Умер Гедрюс Мацкявичюс. Человек, Романтик,
Бунтарь, Поэт, Режиссёр, Учитель. Да-да, именно так, именно в этой,
восходящей последовательности: от Человека - к Учителю.
Дом
Актёра на Арбате, что напротив Вахтанговского театра стал местом
прощания, или скорее - последней сценой, на которую вышел Гедрюс, и
куда позвал своих учеников, последователей, друзей и любимых, тех, кто
не забыл, да и врядли уже когда-либо забудет. Я вижу тех, кто делил
со мной самые сокровенные мгновения своей жизни в бесконечных
репетициях, воплощавшихся в Спетакли, играя котоые мы, тогда еще молоые
и оголтелые, всегда выходили на сцену как в последний раз. Да что уж
греха таить? В те годы Всякий Раз очень даже мог оказаться именно Последним. Гедрюс
понимал это куда лучше, чем мы, взведённые тогда адреналином и
тестостероном, выплёскившимися со сцены в зрительный зал, и не
оставляшими никого из зрителей нетронутыми и равнодушными.
Бледные
лица, провалившиеся, заплакнные глаза, тревога, котрую невозможно не
ощущать. Язык Тел, исторгающих молчаливый крик: " А как же мы теперь?". Я
сам, да и многие из нас думали, что мы "давно ушли от Гедрюса", и
громогласно декларировали своё с ним несогласие. А в тот день, стоя у
гроба Учителя, всё виделось и чувтвовалось совсе иначе: Не успели.
Опоздали. Осиротели. Мы думали и верили, что "ушли" от него, а на
самом деле - он был с нами всегда, где бы мы ни были и что бы мы не
делали в этой жизни. Почему? Да потому, что он - никогда не уходил от
нас. Он отпускал нас, как блудных сыновей и дочерей, веря и зная, что
рано или поздно мы "отделим злаки от плевел", и поймём, что временное
несогласие отступит перед непреходящими Любовью, Преданностью и
Пониманием.
Я не успел встретиться с ним до того печального дня.

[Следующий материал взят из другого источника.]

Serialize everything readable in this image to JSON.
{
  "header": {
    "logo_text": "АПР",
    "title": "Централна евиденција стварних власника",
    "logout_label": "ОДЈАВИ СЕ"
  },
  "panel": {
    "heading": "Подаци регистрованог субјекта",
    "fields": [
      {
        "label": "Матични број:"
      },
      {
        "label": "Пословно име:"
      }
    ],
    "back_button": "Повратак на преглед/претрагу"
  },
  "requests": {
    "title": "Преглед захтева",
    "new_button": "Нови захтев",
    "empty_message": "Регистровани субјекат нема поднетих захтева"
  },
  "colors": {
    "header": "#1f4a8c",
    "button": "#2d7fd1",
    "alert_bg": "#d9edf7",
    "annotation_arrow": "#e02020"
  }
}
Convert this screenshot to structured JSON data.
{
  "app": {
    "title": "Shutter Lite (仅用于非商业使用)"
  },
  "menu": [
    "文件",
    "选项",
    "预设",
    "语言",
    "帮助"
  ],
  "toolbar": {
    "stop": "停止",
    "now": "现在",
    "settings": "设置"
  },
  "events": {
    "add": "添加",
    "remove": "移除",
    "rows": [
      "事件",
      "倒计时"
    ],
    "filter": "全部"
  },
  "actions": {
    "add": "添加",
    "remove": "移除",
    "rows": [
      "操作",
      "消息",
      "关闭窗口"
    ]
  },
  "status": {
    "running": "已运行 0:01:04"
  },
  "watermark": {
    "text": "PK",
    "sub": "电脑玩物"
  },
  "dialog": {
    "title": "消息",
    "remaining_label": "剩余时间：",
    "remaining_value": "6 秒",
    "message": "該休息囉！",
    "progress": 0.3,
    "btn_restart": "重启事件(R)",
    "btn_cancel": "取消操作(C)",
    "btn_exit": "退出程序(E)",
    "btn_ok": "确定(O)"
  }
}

Последнее, что было между нами по моём возвращеии в Россию - это
короткий телефонный разговор. Короткий потому, что Учителю было уже
трудно говорить. Мягкий баритон... Никуда не девшийся за столько лет
лёгкий прибалтийский акцент. И - Всепрощение, котрого нельзя было не
почувстовать в тех немногих словах, которыми мы обменялись в тот вечер,
летом прошлого года. "Конечно, Пашенька, мы увидимся" - сказал он.